Adila juga menyambungkan dengan pidato kenegaraan Presiden Joko Widodo alias Jokowi, salah satunya soal mengoptimalisasi energi bersih dan peningkatan ekonomi hijau. “Itu agenda Indonesia maju enggak akan tercapai ketika kita masih over capacity seperti ini dan membatasi masuknya energi terbarukan,” tutur Adila.
Sementara Direktur Riset Institute for Development of Economics and Finance (Indef) Berly Martawardaya menjelaskan hal itu disebabkan karena lebih banyak melihat PLN sebagai korporasi. Seharusnya, yang dibicarakan konteks Indonesia, tapi tanpa mengorbankan PLN. “Makanya harus ada formula baku subsidi atau penanaman modal negara kepada PLN,” ucap dia.
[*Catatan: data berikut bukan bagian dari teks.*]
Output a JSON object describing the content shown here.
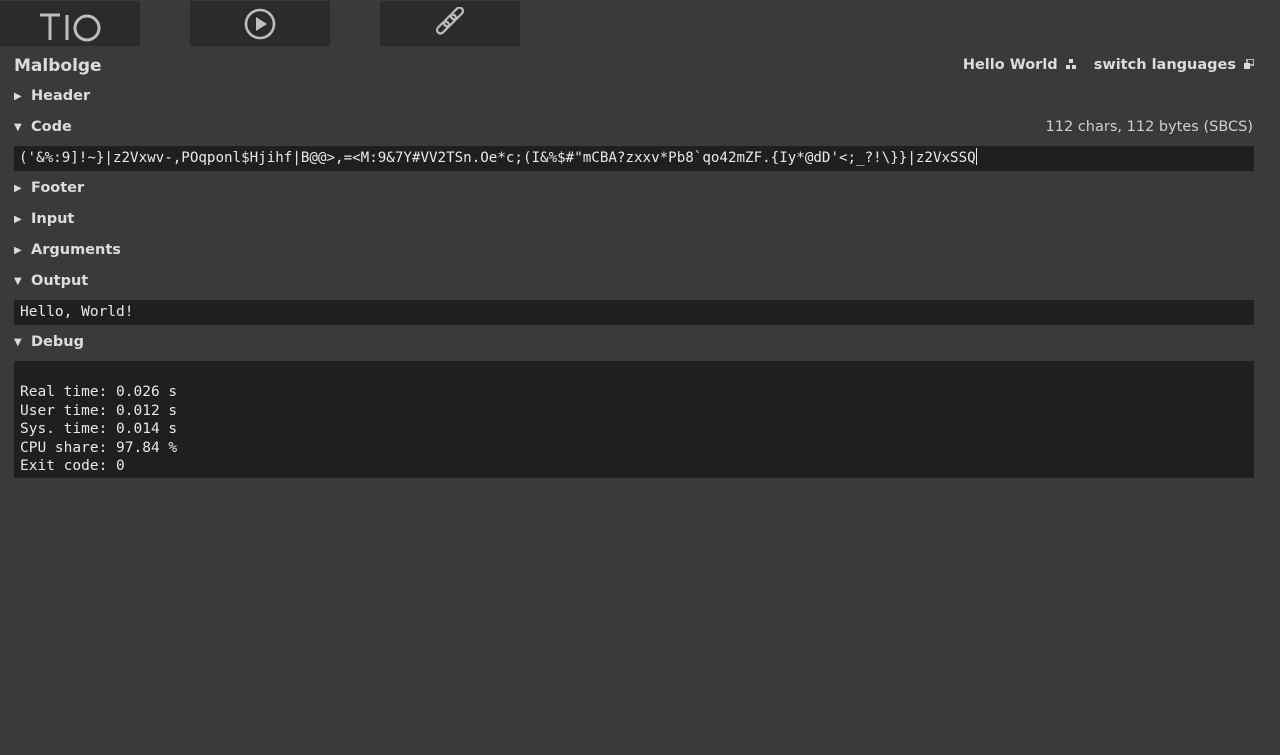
{
  "toolbar": {
    "logo_text": "TIO",
    "run_label": "Run",
    "permalink_label": "Permalink"
  },
  "language": "Malbolge",
  "top_links": {
    "hello_world": "Hello World",
    "switch_languages": "switch languages"
  },
  "sections": {
    "header": "Header",
    "code": "Code",
    "footer": "Footer",
    "input": "Input",
    "arguments": "Arguments",
    "output": "Output",
    "debug": "Debug"
  },
  "code": {
    "count": "112 chars, 112 bytes (SBCS)",
    "value": "('&%:9]!~}|z2Vxwv-,POqponl$Hjihf|B@@>,=<M:9&7Y#VV2TSn.Oe*c;(I&%$#\"mCBA?zxxv*Pb8`qo42mZF.{Iy*@dD'<;_?!\\}}|z2VxSSQ"
  },
  "output": {
    "value": "Hello, World!"
  },
  "debug": {
    "lines": [
      "Real time: 0.026 s",
      "User time: 0.012 s",
      "Sys. time: 0.014 s",
      "CPU share: 97.84 %",
      "Exit code: 0"
    ]
  }
}
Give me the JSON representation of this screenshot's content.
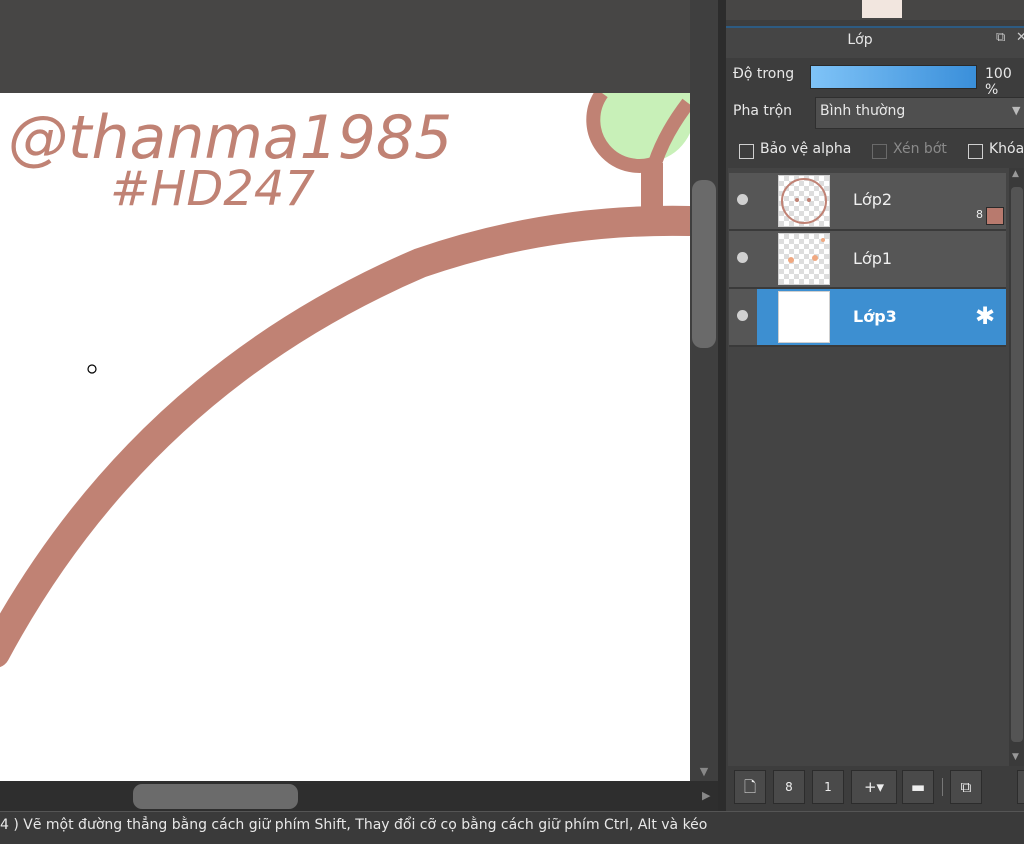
{
  "canvas": {
    "signature_line1": "@thanma1985",
    "signature_line2": "#HD247",
    "stroke_color": "#c08274",
    "accent_green": "#c8f0b8"
  },
  "layer_panel": {
    "title": "Lớp",
    "popout_icon": "popout-icon",
    "opacity_label": "Độ trong",
    "opacity_value": "100 %",
    "opacity_fraction": 1.0,
    "blend_label": "Pha trộn",
    "blend_value": "Bình thường",
    "protect_alpha_label": "Bảo vệ alpha",
    "clipping_label": "Xén bớt",
    "lock_label": "Khóa"
  },
  "layers": [
    {
      "name": "Lớp2",
      "selected": false,
      "badge": "8"
    },
    {
      "name": "Lớp1",
      "selected": false
    },
    {
      "name": "Lớp3",
      "selected": true,
      "settings_icon": "gear-icon"
    }
  ],
  "toolbar": {
    "icons": [
      "new-layer-icon",
      "new-8bit-layer-icon",
      "new-1bit-layer-icon",
      "add-layer-menu-icon",
      "folder-icon",
      "duplicate-icon"
    ]
  },
  "status": {
    "text": "4 )   Vẽ một đường thẳng bằng cách giữ phím Shift, Thay đổi cỡ cọ bằng cách giữ phím Ctrl, Alt và kéo"
  }
}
Sehingga PLN diberi tugas untuk meningkatkan proporsi energi terbarukan dan tidak merugi karena punya pola pikir korporasi. Faktor lainnya saat ini Erop sedang mempersiapkan untuk beberapa tahun ke depan ekspor dari produk yang menghasilkan emisi akan dikenakan pajak tambahan, artinya jika tidak meningkatkan energi terbarukan ekspor akan terganggu dan akan lebih mahal produknya. Langkah itu, menurut Berly, tidak bisa dadakan karena perlu waktu.